Roma, 11 settembre 2026. L’Italia della pallavolo si prepara a una nuova tappa del suo percorso agli Europei maschili, lasciando Napoli per trasferirsi a Modena. Domani sera, al PalaPanini, gli azzurri affronteranno la Grecia nella loro seconda partita del torneo. La squadra, guidata dal CT Fefè De Giorgi, arriva a questo appuntamento dopo un debutto vincente contro la Svezia, superata con un netto 3-0. L'esordio si è tenuto in una cornice d'eccezione: Piazza del Plebiscito a Napoli, davanti a circa 6.000 spettatori e alla presenza del Presidente della Repubblica, Sergio Mattarella.

Da Napoli a Modena: il focus sulla prossima sfida

La serata napoletana ha rappresentato un inizio emozionante e particolare per la nazionale. Gli azzurri hanno dovuto gestire non solo la pressione dell'esordio in un torneo così importante, ma anche le sfide legate al gioco all'aperto e alle condizioni meteorologiche. Superato brillantemente l'ostacolo Svezia, l'attenzione della squadra si è ora completamente spostata su Modena, dove il gruppo sta affinando la preparazione per la sfida contro la Grecia. L'obiettivo è chiaro: confermare la buona prova offerta nella prima uscita europea e proseguire il cammino con determinazione.

Simone Galassi, uno dei veterani della formazione azzurra, ha espresso il suo entusiasmo e la consapevolezza del gruppo riguardo all'esperienza vissuta e alle prossime sfide.

"Le emozioni che ho vissuto a Napoli sono bellissime, siamo consapevoli di aver preso parte a qualcosa di unico", ha dichiarato Galassi, sottolineando l'importanza di un buon avvio. "Era importantissimo partire bene, la Svezia non è tra le top a livello europeo, ma ha fatto vedere delle belle cose. Poi c’era l’incognita di giocare all’aperto: siamo stati bravi fin dall’inizio a imporre il nostro gioco dall’inizio alla fine." Guardando al futuro, Galassi ha aggiunto: "Ora testa alla Grecia, che è un’avversaria temibile. Non vediamo l’ora di scendere in campo qui a Modena, vogliamo riabbracciare i nostri tifosi e fare una partita di livello. Stiamo bene a livello fisico, che è molto importante per affrontare un Europeo lungo, e siamo pronti a battagliare ora in tutte le partite".
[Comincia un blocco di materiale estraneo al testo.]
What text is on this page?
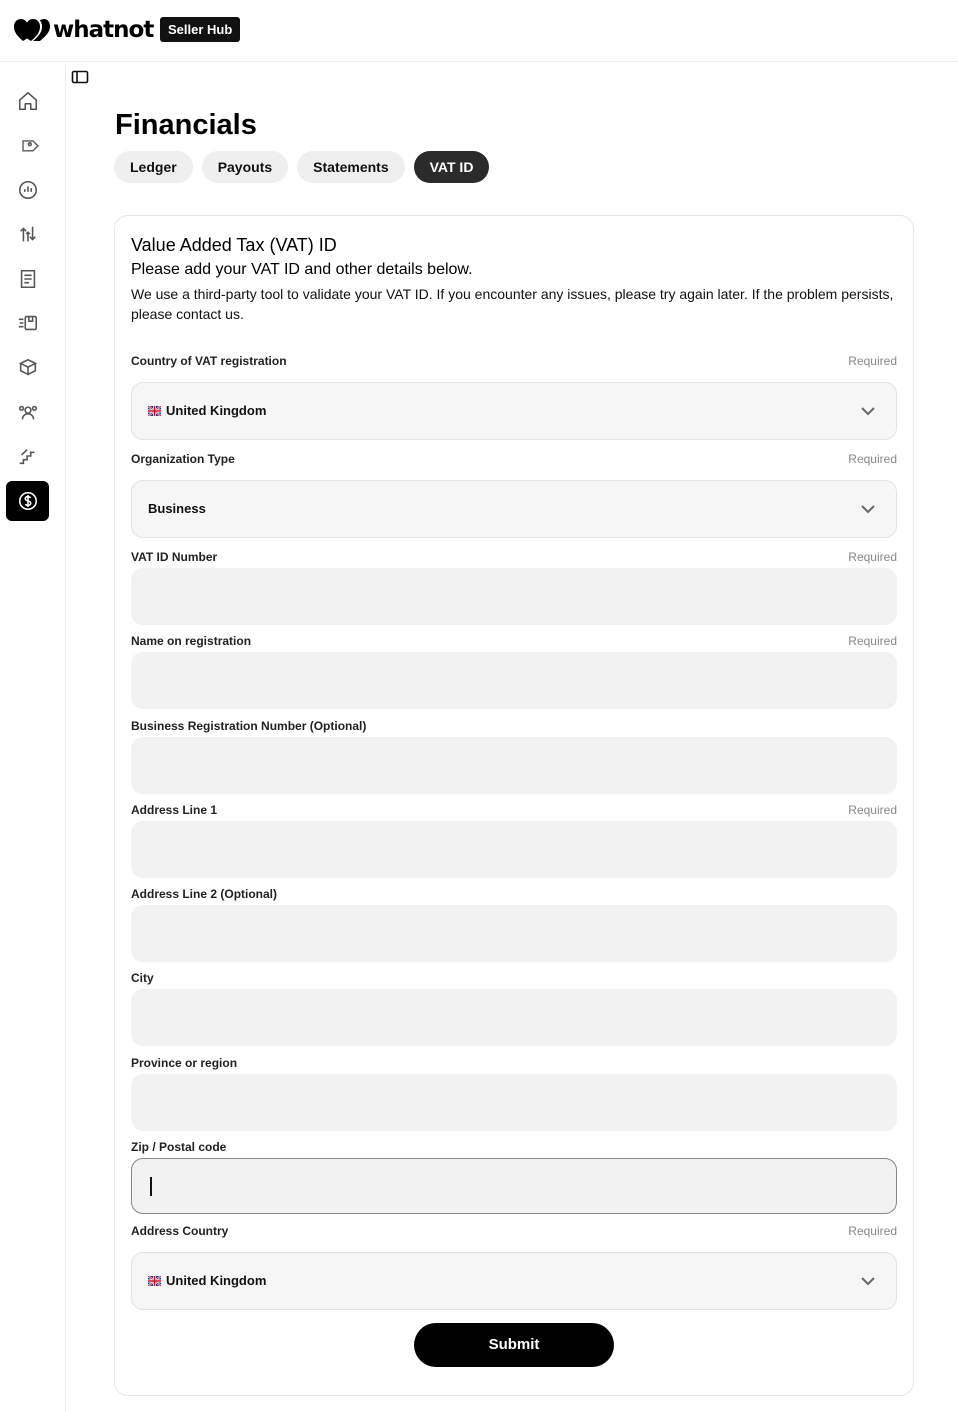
whatnot	Seller Hub
Financials
Ledger	Payouts	Statements	VAT ID
Value Added Tax (VAT) ID
Please add your VAT ID and other details below.
We use a third-party tool to validate your VAT ID. If you encounter any issues, please try again later. If the problem persists, please contact us.
Country of VAT registration	Required
United Kingdom
Organization Type	Required
Business
VAT ID Number	Required
Name on registration	Required
Business Registration Number (Optional)
Address Line 1	Required
Address Line 2 (Optional)
City
Province or region
Zip / Postal code
Address Country	Required
United Kingdom
Submit
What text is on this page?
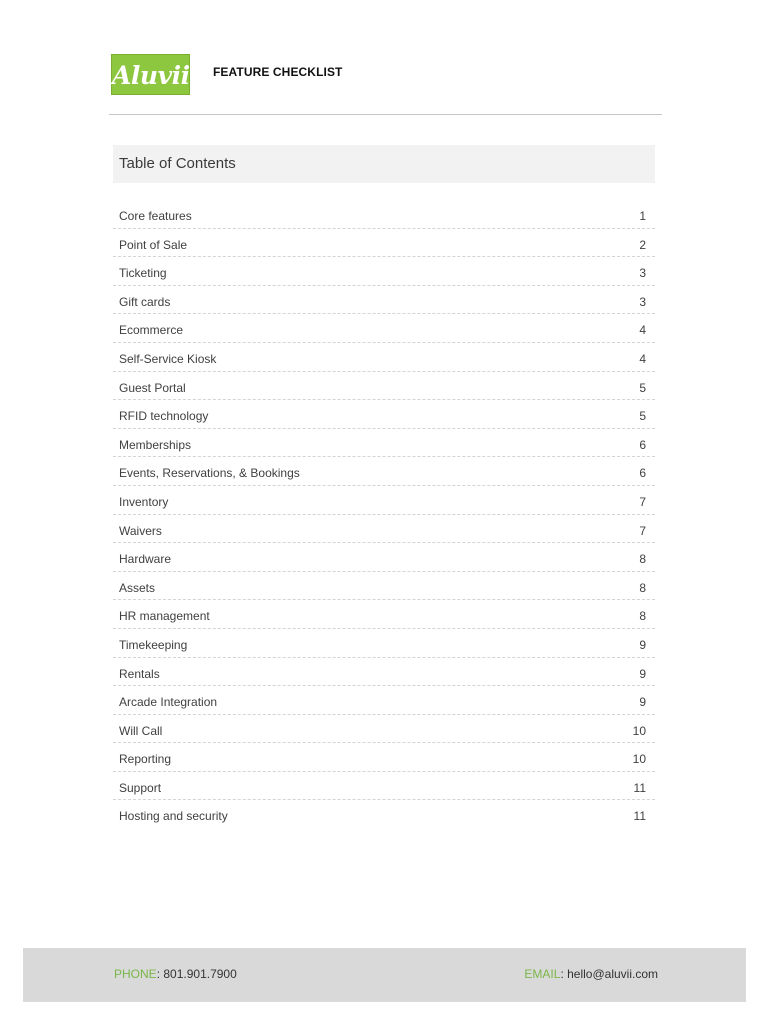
Aluvii FEATURE CHECKLIST
Table of Contents
Core features	1
Point of Sale	2
Ticketing	3
Gift cards	3
Ecommerce	4
Self-Service Kiosk	4
Guest Portal	5
RFID technology	5
Memberships	6
Events, Reservations, & Bookings	6
Inventory	7
Waivers	7
Hardware	8
Assets	8
HR management	8
Timekeeping	9
Rentals	9
Arcade Integration	9
Will Call	10
Reporting	10
Support	11
Hosting and security	11
PHONE: 801.901.7900	EMAIL: hello@aluvii.com
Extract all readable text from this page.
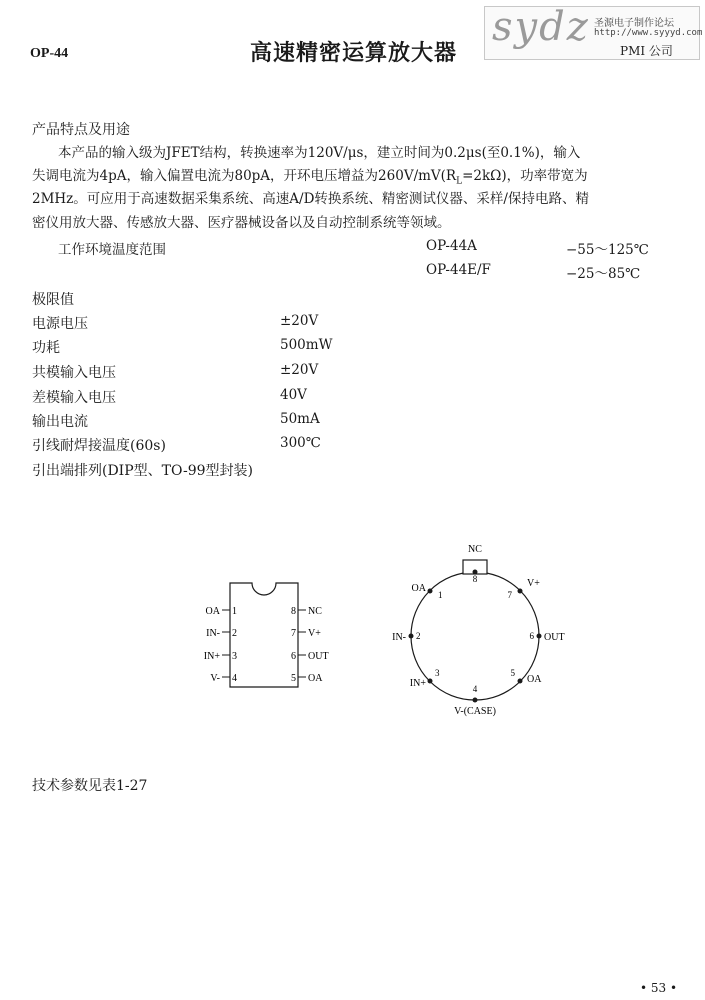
OP-44	高速精密运算放大器
sydz 圣源电子制作论坛
http://www.syyyd.com
PMI 公司
产品特点及用途
本产品的输入级为JFET结构，转换速率为120V/μs，建立时间为0.2μs(至0.1%)，输入
失调电流为4pA，输入偏置电流为80pA，开环电压增益为$260V/mV(R_L=2k\Omega)$，功率带宽为
2MHz。可应用于高速数据采集系统、高速A/D转换系统、精密测试仪器、采样/保持电路、精
密仪用放大器、传感放大器、医疗器械设备以及自动控制系统等领域。
工作环境温度范围	OP-44A	−55～125℃
OP-44E/F	−25～85℃
极限值
电源电压	±20V
功耗	500mW
共模输入电压	±20V
差模输入电压	40V
输出电流	50mA
引线耐焊接温度(60s)	300℃
引出端排列(DIP型、TO-99型封装)
1
2
3
4
OA
IN-
IN+
V-
8
7
6
5
NC
V+
OUT
OA
8
1	7
2	6
3	5
4
NC
OA	V+
IN-	OUT
IN+	OA
V-(CASE)
技术参数见表1-27
• 53 •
Le sue parole riflettono la concentrazione e la fiducia della squadra in vista degli impegni futuri.

Il PalaPanini: cuore della Pool A e l'accoglienza dei tifosi

Il trasferimento a Modena segna per l'Italia il completamento del proprio percorso nella Pool A dei Campionati Europei maschili. Il leggendario PalaPanini sarà il teatro delle prossime sfide degli azzurri, che affronteranno, oltre alla Grecia, anche Slovacchia, Repubblica Ceca e Slovenia. Tutti gli incontri sono fissati per le ore 21.05. Per una settimana intera, il PalaPanini sarà il fulcro delle gare del raggruppamento, che vede coinvolte le sei nazionali della Pool A: Italia, Svezia, Slovenia, Repubblica Ceca, Grecia e Slovacchia.
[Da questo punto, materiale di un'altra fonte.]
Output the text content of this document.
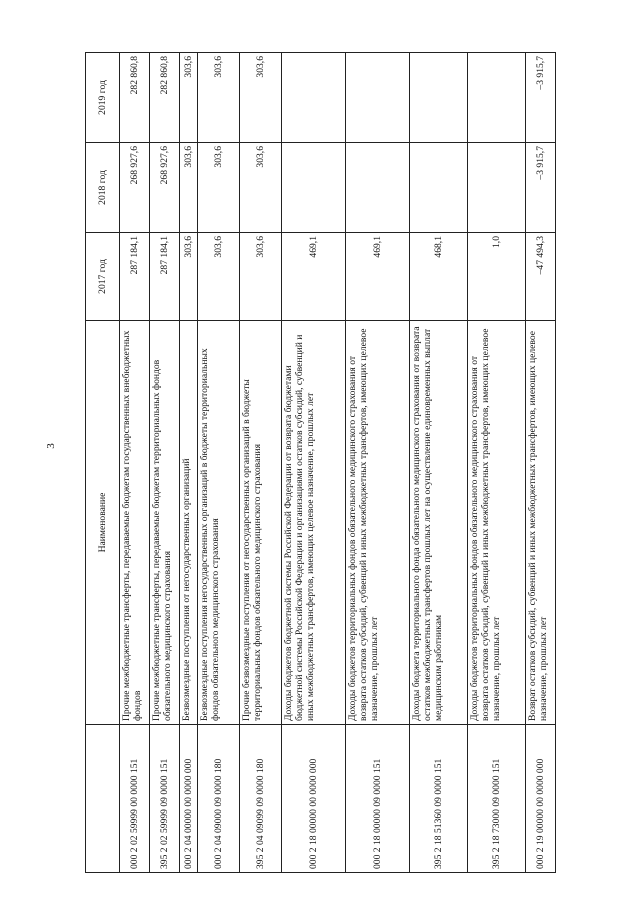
3
	Наименование	2017 год	2018 год	2019 год
000 2 02 59999 00 0000 151	Прочие межбюджетные трансферты, передаваемые бюджетам государственных внебюджетных фондов	287 184,1	268 927,6	282 860,8
395 2 02 59999 09 0000 151	Прочие межбюджетные трансферты, передаваемые бюджетам территориальных фондов обязательного медицинского страхования	287 184,1	268 927,6	282 860,8
000 2 04 00000 00 0000 000	Безвозмездные поступления от негосударственных организаций	303,6	303,6	303,6
000 2 04 09000 09 0000 180	Безвозмездные поступления негосударственных организаций в бюджеты территориальных фондов обязательного медицинского страхования	303,6	303,6	303,6
395 2 04 09099 09 0000 180	Прочие безвозмездные поступления от негосударственных организаций в бюджеты территориальных фондов обязательного медицинского страхования	303,6	303,6	303,6
000 2 18 00000 00 0000 000	Доходы бюджетов бюджетной системы Российской Федерации от возврата бюджетами бюджетной системы Российской Федерации и организациями остатков субсидий, субвенций и иных межбюджетных трансфертов, имеющих целевое назначение, прошлых лет	469,1		
000 2 18 00000 09 0000 151	Доходы бюджетов территориальных фондов обязательного медицинского страхования от возврата остатков субсидий, субвенций и иных межбюджетных трансфертов, имеющих целевое назначение, прошлых лет	469,1		
395 2 18 51360 09 0000 151	Доходы бюджета территориального фонда обязательного медицинского страхования от возврата остатков межбюджетных трансфертов прошлых лет на осуществление единовременных выплат медицинским работникам	468,1		
395 2 18 73000 09 0000 151	Доходы бюджетов территориальных фондов обязательного медицинского страхования от возврата остатков субсидий, субвенций и иных межбюджетных трансфертов, имеющих целевое назначение, прошлых лет	1,0		
000 2 19 00000 00 0000 000	Возврат остатков субсидий, субвенций и иных межбюджетных трансфертов, имеющих целевое назначение, прошлых лет	–47 494,3	–3 915,7	–3 915,7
L'attesa per l'arrivo degli azzurri è palpabile, con oltre 5000 tifosi previsti in città per sostenere la squadra.

Per garantire un'esperienza ottimale al pubblico, i cancelli dell'impianto apriranno un'ora prima dell'inizio di ogni incontro. Sono state predisposte indicazioni dettagliate per facilitare l'accesso al PalaPanini, sia per chi arriva in auto, sia per chi preferisce i mezzi pubblici o la bicicletta. Sarà garantita un'ampia disponibilità di soluzioni per la sosta, inclusi oltre 2000 posti auto consigliati per i sostenitori.